4. Learn multiple skills simultaneously
In addition to learning a new skill, you’ll actually be doing yourself a greater favor if you learn more than one new skill. By learning in more than one area – as children do – you are effectively “stretching” your brain in different directions.4 You may be thinking, “But where do I find the time?” and adults do indeed have more time pressures than children. But the good news is, you need only start small. Try adding a new skill every 6-12 months to keep your mind sharp – start with that painting today and in six months, perhaps pick up that ukulele you’ve always wanted to try.
5. Turn your iPad into a force for good
Recent research indicates that people of any age can speed up their brains, because the brain is actually a pliable learning machine. It thrives in a learning atmosphere. How do we speed it up? With targeted exercises for brain health.5
This concept of brain fitness is powering a whole multitude of apps right now. Nintendo was even inspired by a Japanese doctor to develop a handheld video game called Brain Age: Train Your Brain in Minutes a Day.
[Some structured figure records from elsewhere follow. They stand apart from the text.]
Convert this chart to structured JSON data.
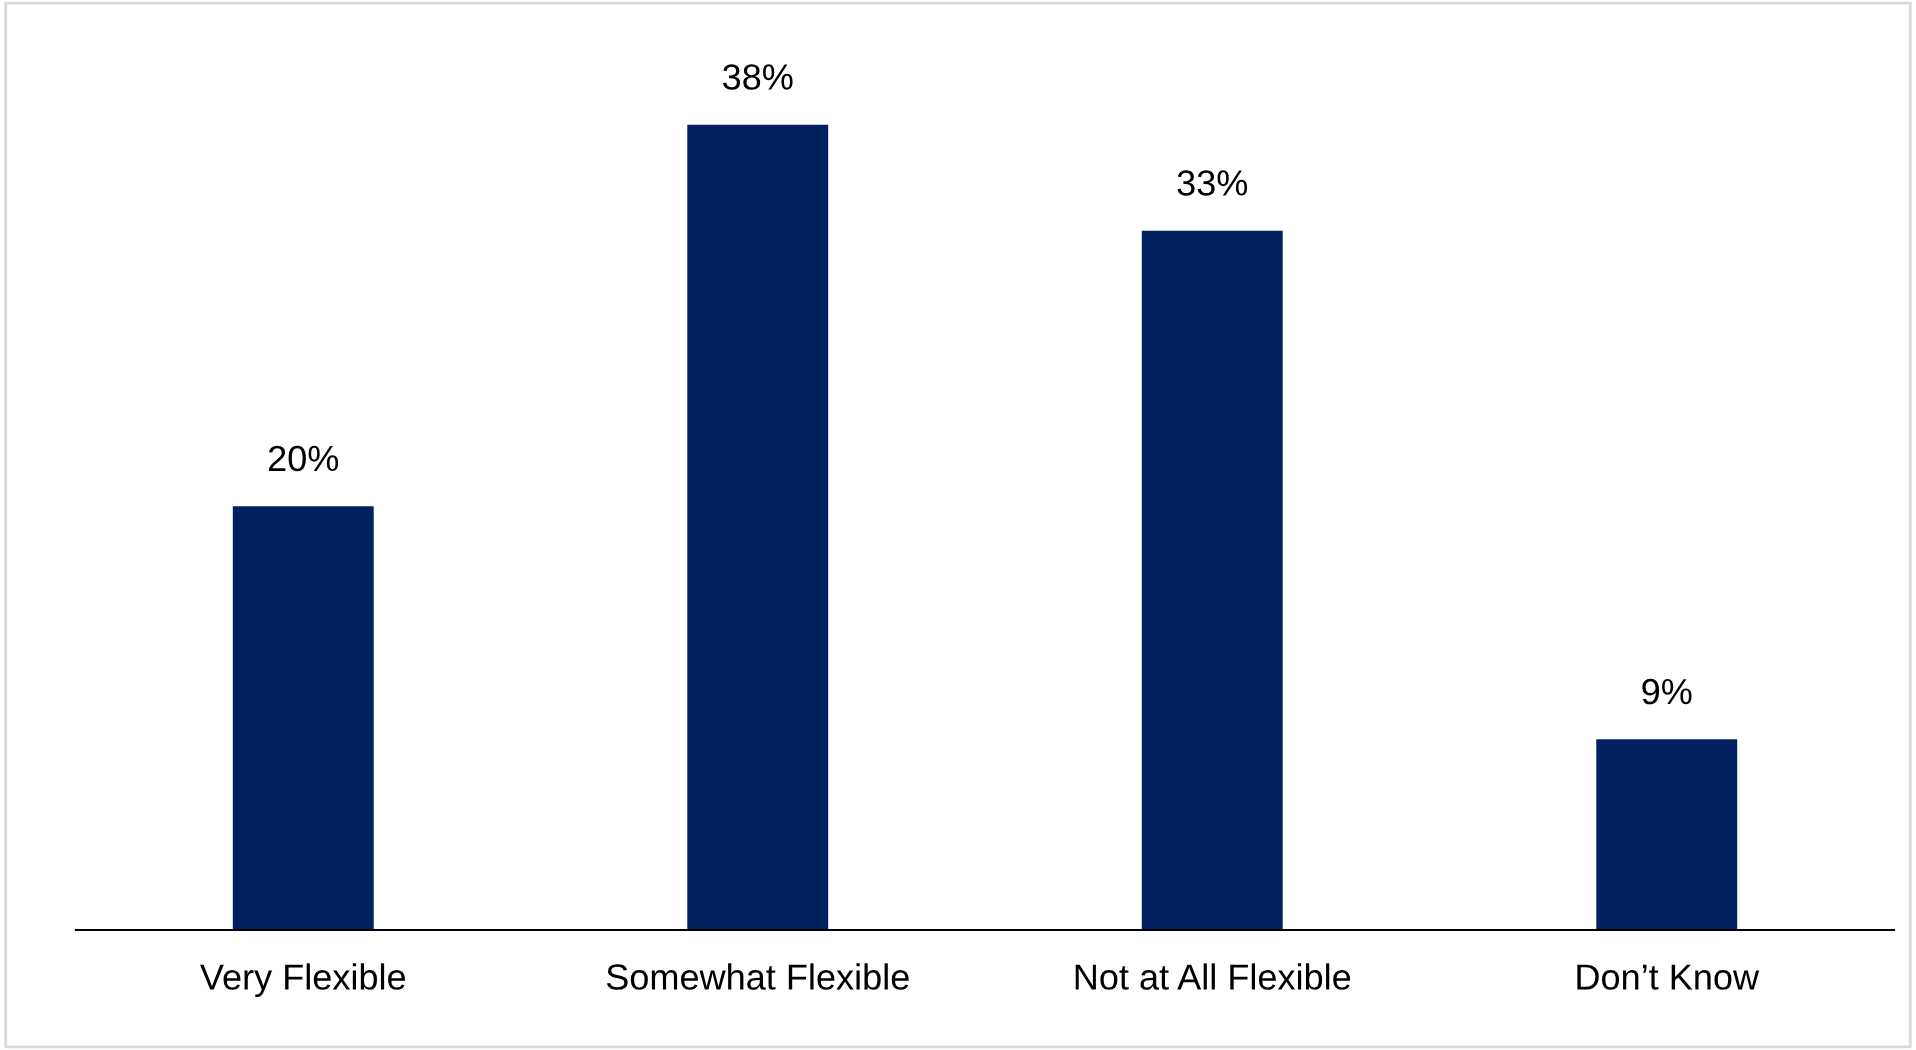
{
  "chart_data": {
    "type": "bar",
    "categories": [
      "Very Flexible",
      "Somewhat Flexible",
      "Not at All Flexible",
      "Don’t Know"
    ],
    "values": [
      20,
      38,
      33,
      9
    ],
    "value_labels": [
      "20%",
      "38%",
      "33%",
      "9%"
    ],
    "color": "#002060",
    "grid": false,
    "legend": false
  }
}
Look for apps that engage your focus, like chess or puzzles, or learning a new language. Or grab a targeted app like Brain HQ, developed by leading neuroscientist Michael Merzenich.
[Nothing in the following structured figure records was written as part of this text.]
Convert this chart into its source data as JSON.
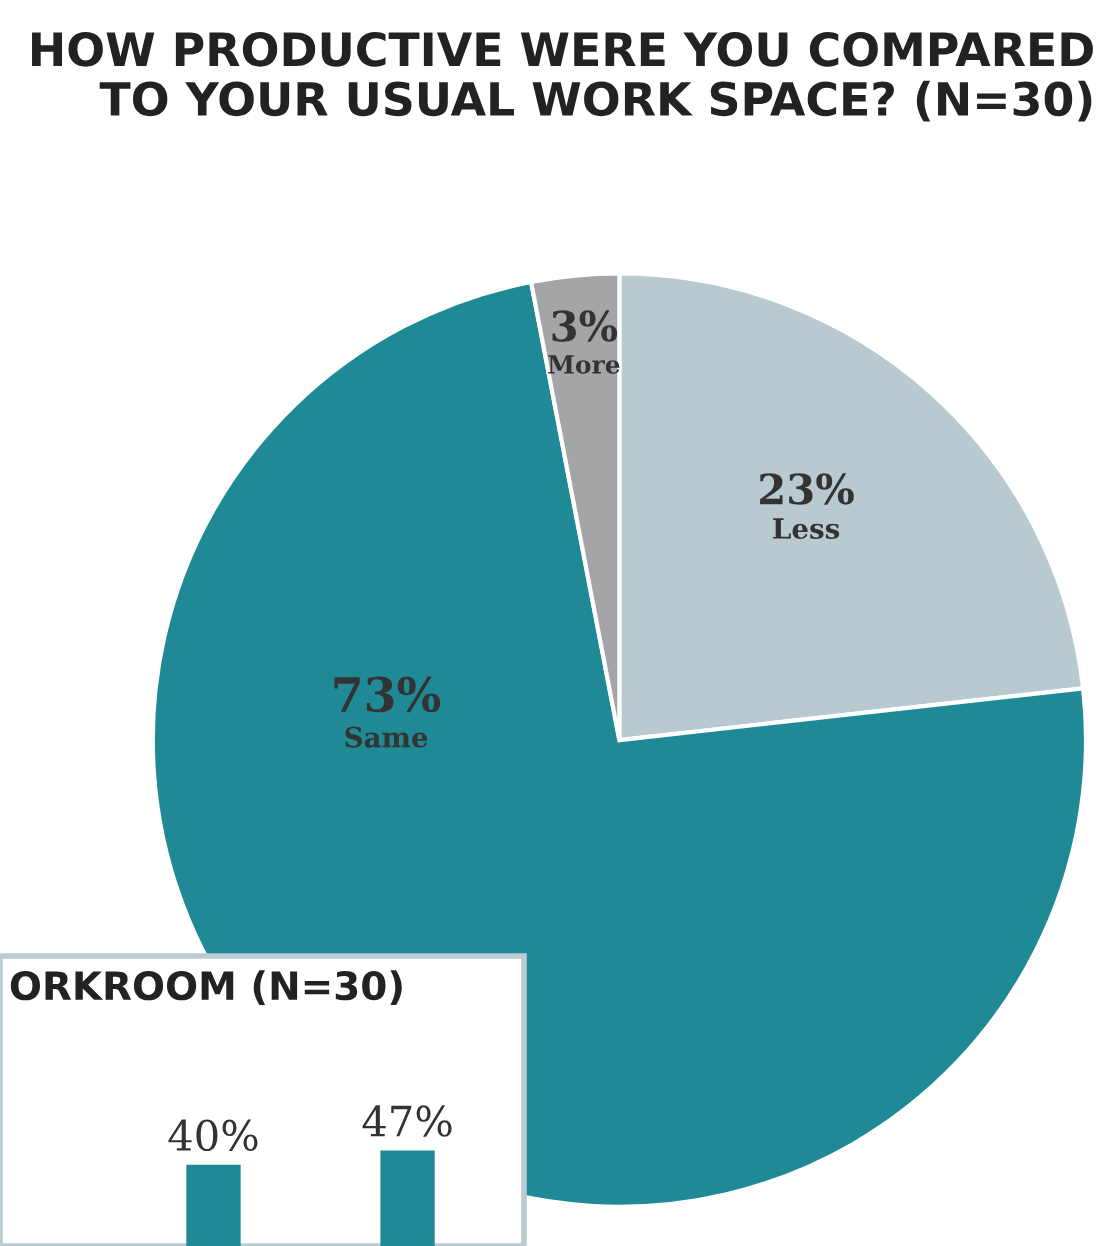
{
  "chart_data": [
    {
      "type": "pie",
      "title": "HOW PRODUCTIVE WERE YOU COMPARED\nTO YOUR USUAL WORK SPACE? (N=30)",
      "categories": [
        "Less",
        "Same",
        "More"
      ],
      "values": [
        23,
        73,
        3
      ],
      "colors": [
        "#b8c9d0",
        "#1f8a96",
        "#a3a5a6"
      ],
      "value_labels": [
        "23%",
        "73%",
        "3%"
      ]
    },
    {
      "type": "bar",
      "title": "ORKROOM (N=30)",
      "categories": [
        null,
        null
      ],
      "values": [
        40,
        47
      ],
      "color": "#1f8a96",
      "value_labels": [
        "40%",
        "47%"
      ]
    }
  ]
}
6. Mellow out to some melodies
Clinical studies have shown that music can also provide a total brain workout. Johns Hopkins researchers had jazz performers and rappers improvise music while lying down inside an MRI machine in order to see which areas of their brains lit up. They concluded that because music is structural, mathematical, and architectural, your brain has to do a lot of computing to make sense of it.6 Music is also often connected to deeply-rooted memories, which helps our brain to flex those long-term memory muscles. Music also helps the brain by reducing anxiety, blood pressure, and even sleep quality.
7. Practice mindfulness
Could staying curious actually prevent mental decline? According to Ellen Langer, a social psychologist at Harvard, it can. After 40 years of research, Langer found that our fixed ideas can affect the way we age, and the more mindful people are, the longer they live, the healthier they are, and the happier they are. Curiosity makes the world exciting, encouraging our brains to stay engaged and interested. Langer discovered that memory loss could be reversed by giving elderly people more reasons to remember facts. In another study, she found that simply giving nursing-home residents control over certain decisions not only improved their psychological and physical health, but also their longevity.7
8. Stay the course
Unlike young children, older people are programmed to be highly aware of failure. Adults hate feeling like they can’t do something and often quit before they “make a fool” out of themselves.
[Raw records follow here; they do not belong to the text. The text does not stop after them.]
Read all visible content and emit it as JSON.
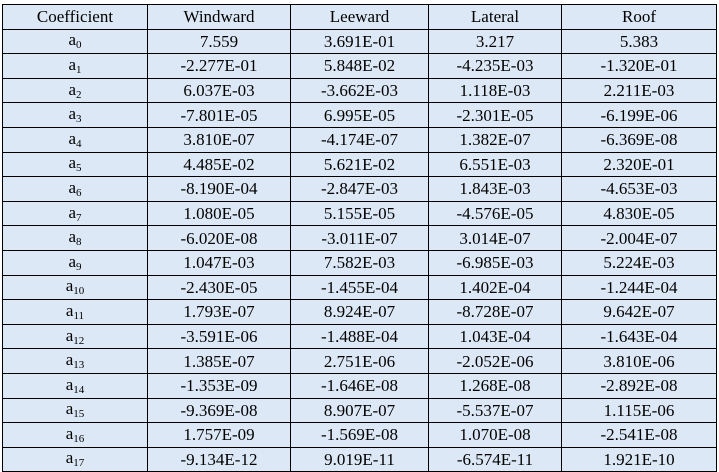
{
  "table": {
    "headers": [
      "Coefficient",
      "Windward",
      "Leeward",
      "Lateral",
      "Roof"
    ],
    "rows": [
      {
        "base": "a",
        "index": "0",
        "values": [
          "7.559",
          "3.691E-01",
          "3.217",
          "5.383"
        ]
      },
      {
        "base": "a",
        "index": "1",
        "values": [
          "-2.277E-01",
          "5.848E-02",
          "-4.235E-03",
          "-1.320E-01"
        ]
      },
      {
        "base": "a",
        "index": "2",
        "values": [
          "6.037E-03",
          "-3.662E-03",
          "1.118E-03",
          "2.211E-03"
        ]
      },
      {
        "base": "a",
        "index": "3",
        "values": [
          "-7.801E-05",
          "6.995E-05",
          "-2.301E-05",
          "-6.199E-06"
        ]
      },
      {
        "base": "a",
        "index": "4",
        "values": [
          "3.810E-07",
          "-4.174E-07",
          "1.382E-07",
          "-6.369E-08"
        ]
      },
      {
        "base": "a",
        "index": "5",
        "values": [
          "4.485E-02",
          "5.621E-02",
          "6.551E-03",
          "2.320E-01"
        ]
      },
      {
        "base": "a",
        "index": "6",
        "values": [
          "-8.190E-04",
          "-2.847E-03",
          "1.843E-03",
          "-4.653E-03"
        ]
      },
      {
        "base": "a",
        "index": "7",
        "values": [
          "1.080E-05",
          "5.155E-05",
          "-4.576E-05",
          "4.830E-05"
        ]
      },
      {
        "base": "a",
        "index": "8",
        "values": [
          "-6.020E-08",
          "-3.011E-07",
          "3.014E-07",
          "-2.004E-07"
        ]
      },
      {
        "base": "a",
        "index": "9",
        "values": [
          "1.047E-03",
          "7.582E-03",
          "-6.985E-03",
          "5.224E-03"
        ]
      },
      {
        "base": "a",
        "index": "10",
        "values": [
          "-2.430E-05",
          "-1.455E-04",
          "1.402E-04",
          "-1.244E-04"
        ]
      },
      {
        "base": "a",
        "index": "11",
        "values": [
          "1.793E-07",
          "8.924E-07",
          "-8.728E-07",
          "9.642E-07"
        ]
      },
      {
        "base": "a",
        "index": "12",
        "values": [
          "-3.591E-06",
          "-1.488E-04",
          "1.043E-04",
          "-1.643E-04"
        ]
      },
      {
        "base": "a",
        "index": "13",
        "values": [
          "1.385E-07",
          "2.751E-06",
          "-2.052E-06",
          "3.810E-06"
        ]
      },
      {
        "base": "a",
        "index": "14",
        "values": [
          "-1.353E-09",
          "-1.646E-08",
          "1.268E-08",
          "-2.892E-08"
        ]
      },
      {
        "base": "a",
        "index": "15",
        "values": [
          "-9.369E-08",
          "8.907E-07",
          "-5.537E-07",
          "1.115E-06"
        ]
      },
      {
        "base": "a",
        "index": "16",
        "values": [
          "1.757E-09",
          "-1.569E-08",
          "1.070E-08",
          "-2.541E-08"
        ]
      },
      {
        "base": "a",
        "index": "17",
        "values": [
          "-9.134E-12",
          "9.019E-11",
          "-6.574E-11",
          "1.921E-10"
        ]
      }
    ]
  },
  "colors": {
    "cell_background": "#dce8f5",
    "border": "#000000",
    "text": "#000000"
  }
}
Children, on the other hand, don’t care what they look like or what people think – they just keep trying until they get good at something. The underlying issue is that by adulthood, most people believe that they can’t learn a new skill, and after a couple of perceived failures, they throw in the towel. But researchers have shown that with through perseverance comes new skills. You must allow yourself to take that risk: To make mistakes and fail.8
One of the biggest factors in mental decline is that as people grow older, they start to believe that they’re losing their memory or their ability to do things. But a key part of brain health is believing in yourself… and the key to doing this is simple: Challenge yourself.
Take on new skills with vigor, stay curious, and never blame your age for forgetfulness. Push yourself to believe in the power and adaptability of your brain.